Reserve Bank of Australia Governor Philip Lowe left the key rate and three-year yield target at 0.10 percent, the central bank said in a statement.
In addition to the quantitative easing program — now extended beyond the middle of April — the central bank also operates a bank lending facility.
“The board will not increase the cash rate until actual inflation is sustainably within the 2 to 3 percent target range,” Lowe said.
“For this to occur, wages growth will have to be materially higher than it is currently. This will require significant gains in employment and a return to a tight labor market. The board does not expect these conditions to be met until 2024 at the earliest,” he said.

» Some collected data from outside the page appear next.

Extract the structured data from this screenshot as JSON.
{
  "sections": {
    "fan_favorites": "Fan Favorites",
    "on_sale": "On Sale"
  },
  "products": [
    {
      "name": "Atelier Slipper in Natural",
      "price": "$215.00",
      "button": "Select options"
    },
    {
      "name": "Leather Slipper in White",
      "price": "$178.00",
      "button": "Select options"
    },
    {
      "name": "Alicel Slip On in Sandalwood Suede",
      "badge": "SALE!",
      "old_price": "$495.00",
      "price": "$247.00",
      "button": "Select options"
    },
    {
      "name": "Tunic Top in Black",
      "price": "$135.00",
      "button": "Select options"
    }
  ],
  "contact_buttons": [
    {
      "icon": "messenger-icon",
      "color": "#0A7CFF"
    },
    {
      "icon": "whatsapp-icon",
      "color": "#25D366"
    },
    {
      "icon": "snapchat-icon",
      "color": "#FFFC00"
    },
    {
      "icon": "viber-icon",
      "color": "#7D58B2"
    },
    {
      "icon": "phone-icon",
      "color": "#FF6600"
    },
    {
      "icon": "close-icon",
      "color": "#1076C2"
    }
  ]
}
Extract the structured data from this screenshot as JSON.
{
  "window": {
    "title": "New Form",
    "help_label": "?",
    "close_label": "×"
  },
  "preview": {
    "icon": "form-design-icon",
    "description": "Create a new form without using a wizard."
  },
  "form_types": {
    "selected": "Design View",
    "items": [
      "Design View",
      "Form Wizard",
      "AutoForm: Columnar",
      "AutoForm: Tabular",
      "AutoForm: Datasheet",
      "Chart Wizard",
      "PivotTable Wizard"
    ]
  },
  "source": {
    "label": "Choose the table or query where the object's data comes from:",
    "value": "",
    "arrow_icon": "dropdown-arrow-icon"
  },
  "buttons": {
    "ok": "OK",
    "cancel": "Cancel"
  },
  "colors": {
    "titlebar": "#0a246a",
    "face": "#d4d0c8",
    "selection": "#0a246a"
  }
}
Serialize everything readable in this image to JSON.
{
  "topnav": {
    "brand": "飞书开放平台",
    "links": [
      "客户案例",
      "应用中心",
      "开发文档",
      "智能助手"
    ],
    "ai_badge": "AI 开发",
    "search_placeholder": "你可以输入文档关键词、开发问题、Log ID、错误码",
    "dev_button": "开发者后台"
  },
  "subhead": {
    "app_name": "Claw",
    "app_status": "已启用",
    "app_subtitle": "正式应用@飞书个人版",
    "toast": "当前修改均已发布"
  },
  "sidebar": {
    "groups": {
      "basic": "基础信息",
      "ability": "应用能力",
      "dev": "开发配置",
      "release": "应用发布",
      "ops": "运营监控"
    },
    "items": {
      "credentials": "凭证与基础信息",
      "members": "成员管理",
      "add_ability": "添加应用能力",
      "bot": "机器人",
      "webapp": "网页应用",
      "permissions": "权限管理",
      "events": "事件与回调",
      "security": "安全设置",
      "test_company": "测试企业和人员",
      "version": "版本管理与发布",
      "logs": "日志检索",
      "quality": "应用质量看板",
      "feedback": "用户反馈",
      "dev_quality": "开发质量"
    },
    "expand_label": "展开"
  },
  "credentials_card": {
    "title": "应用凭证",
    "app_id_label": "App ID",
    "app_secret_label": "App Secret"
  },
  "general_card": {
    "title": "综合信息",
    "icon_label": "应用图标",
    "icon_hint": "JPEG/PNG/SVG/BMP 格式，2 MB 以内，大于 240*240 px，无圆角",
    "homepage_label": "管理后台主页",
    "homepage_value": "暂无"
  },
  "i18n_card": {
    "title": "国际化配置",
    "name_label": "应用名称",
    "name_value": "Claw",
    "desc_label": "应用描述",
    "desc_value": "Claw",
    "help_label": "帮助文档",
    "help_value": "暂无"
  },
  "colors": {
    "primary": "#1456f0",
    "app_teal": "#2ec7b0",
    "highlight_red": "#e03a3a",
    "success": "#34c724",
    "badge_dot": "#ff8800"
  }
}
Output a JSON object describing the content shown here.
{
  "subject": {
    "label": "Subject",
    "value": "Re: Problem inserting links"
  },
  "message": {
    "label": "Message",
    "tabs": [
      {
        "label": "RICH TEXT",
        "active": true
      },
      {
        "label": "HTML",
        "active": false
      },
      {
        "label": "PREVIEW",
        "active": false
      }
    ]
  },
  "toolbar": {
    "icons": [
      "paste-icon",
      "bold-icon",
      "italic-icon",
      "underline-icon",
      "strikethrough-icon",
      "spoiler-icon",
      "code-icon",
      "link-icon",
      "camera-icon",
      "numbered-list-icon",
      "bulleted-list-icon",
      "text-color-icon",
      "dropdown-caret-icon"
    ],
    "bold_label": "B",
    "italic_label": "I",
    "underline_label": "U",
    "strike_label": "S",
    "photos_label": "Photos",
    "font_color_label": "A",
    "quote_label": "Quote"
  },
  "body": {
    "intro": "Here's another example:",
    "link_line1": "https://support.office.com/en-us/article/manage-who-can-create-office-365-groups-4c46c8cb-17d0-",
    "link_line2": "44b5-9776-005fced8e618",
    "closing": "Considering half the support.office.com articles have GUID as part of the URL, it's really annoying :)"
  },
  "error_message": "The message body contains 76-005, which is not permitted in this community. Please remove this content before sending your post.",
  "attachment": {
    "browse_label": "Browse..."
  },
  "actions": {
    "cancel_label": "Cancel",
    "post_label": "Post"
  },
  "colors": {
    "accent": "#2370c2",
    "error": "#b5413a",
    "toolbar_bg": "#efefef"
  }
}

Lowe’s quantitative easing announcement reflects Australia’s small stature in the global monetary marketplace, requiring it to remain in the slipstream of major central banks.
If the central bank were to step outside that line, it would risk sending the currency soaring, damaging exports and jobs.
Australia is in a V-shaped recovery after a slump amid the COVID-19 pandemic, boosting confidence, and fueling spending and hiring.
House prices have recovered and are set to rise further as buyers tap record-low borrowing costs.
Yet, the economy was struggling to generate inflation even before the pandemic and the rise in unemployment since then only makes that harder.
A key aim of the quantitative easing program is to restrain the currency, which has been fueled by Australia’s relatively stable pandemic situation and high commodity prices, as well as massive offshore stimulus programs.
The Australian dollar has surged 33 percent since its low of US$0.55 in March last year.
The additional purchases would be at the current rate of A$5 billion a week, Lowe said.
The central bank’s updated central scenario is for Australia’s economy to grow by 3.5 percent this year and next year.
GDP is expected to return to its end-2019 level by the middle of this year, Lowe said.
There are expectations that the unemployment rate would be about 6 percent at the end of this year and 5.5 percent at the end of next year.
The unemployment rate at the end of last year was 6.6 percent, down from a pandemic peak of 7.5 percent.
An “important near-term issue” is how households and firms adjust to the tapering of some of the COVID-19 support measures and “to what extent they will use their stronger balance sheets to support spending,” Lowe said.
The government next month is due to wind up its wage subsidy program, which might prompt job cuts and bankruptcies.